Ensure that the v_call, d_call, and j_call entries use names that match those in the provided V, D, and J reference FASTA files.

Saving and Reusing Your DataConfig

Once the DataConfig instance is created (with detailed logs provided during the process), you can save it as a pickle file for future use. This allows you to easily reload the DataConfig without having to generate it again.

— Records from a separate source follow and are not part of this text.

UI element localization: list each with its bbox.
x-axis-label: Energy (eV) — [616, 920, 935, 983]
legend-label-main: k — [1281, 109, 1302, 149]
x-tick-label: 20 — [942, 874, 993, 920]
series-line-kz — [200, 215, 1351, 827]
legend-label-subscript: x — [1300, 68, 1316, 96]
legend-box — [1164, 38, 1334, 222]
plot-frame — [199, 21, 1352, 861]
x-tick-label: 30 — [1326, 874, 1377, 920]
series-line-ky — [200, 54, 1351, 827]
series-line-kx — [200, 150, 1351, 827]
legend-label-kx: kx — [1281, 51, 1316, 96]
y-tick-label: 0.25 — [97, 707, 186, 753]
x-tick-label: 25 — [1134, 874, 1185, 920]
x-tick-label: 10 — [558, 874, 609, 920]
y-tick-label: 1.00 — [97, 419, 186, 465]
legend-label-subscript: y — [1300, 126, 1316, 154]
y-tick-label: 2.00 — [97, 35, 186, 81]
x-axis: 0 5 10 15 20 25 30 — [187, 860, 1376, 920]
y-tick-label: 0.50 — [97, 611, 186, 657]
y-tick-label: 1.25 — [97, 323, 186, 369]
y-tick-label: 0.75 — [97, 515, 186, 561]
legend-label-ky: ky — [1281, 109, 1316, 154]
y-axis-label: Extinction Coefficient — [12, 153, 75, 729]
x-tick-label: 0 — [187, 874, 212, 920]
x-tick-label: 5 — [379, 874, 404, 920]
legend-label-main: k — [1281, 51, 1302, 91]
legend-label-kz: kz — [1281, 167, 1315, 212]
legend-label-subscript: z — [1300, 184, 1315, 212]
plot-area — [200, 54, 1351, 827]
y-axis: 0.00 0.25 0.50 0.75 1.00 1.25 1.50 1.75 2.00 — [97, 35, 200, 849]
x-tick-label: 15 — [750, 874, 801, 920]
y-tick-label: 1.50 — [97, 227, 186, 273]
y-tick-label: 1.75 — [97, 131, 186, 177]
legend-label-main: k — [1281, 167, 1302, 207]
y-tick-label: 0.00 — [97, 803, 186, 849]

Saving the generated DataConfig:

import pickle
with open('your/save/path/my_DataConfig.pkl', 'wb') as file:
    pickle.dump(custom_dataconfig, file)

Loading a pre-calculated DataConfig:

import pickle
with open('your/save/path/my_DataConfig.pkl', 'rb') as file:
    custom_dataconfig = pickle.load(file)

By using the automated CustomDataConfigGenerator, you can save significant time and ensure that your custom DataConfig instance is consistent and accurate, making it easy to integrate with GenAIRR’s full range of functionalities.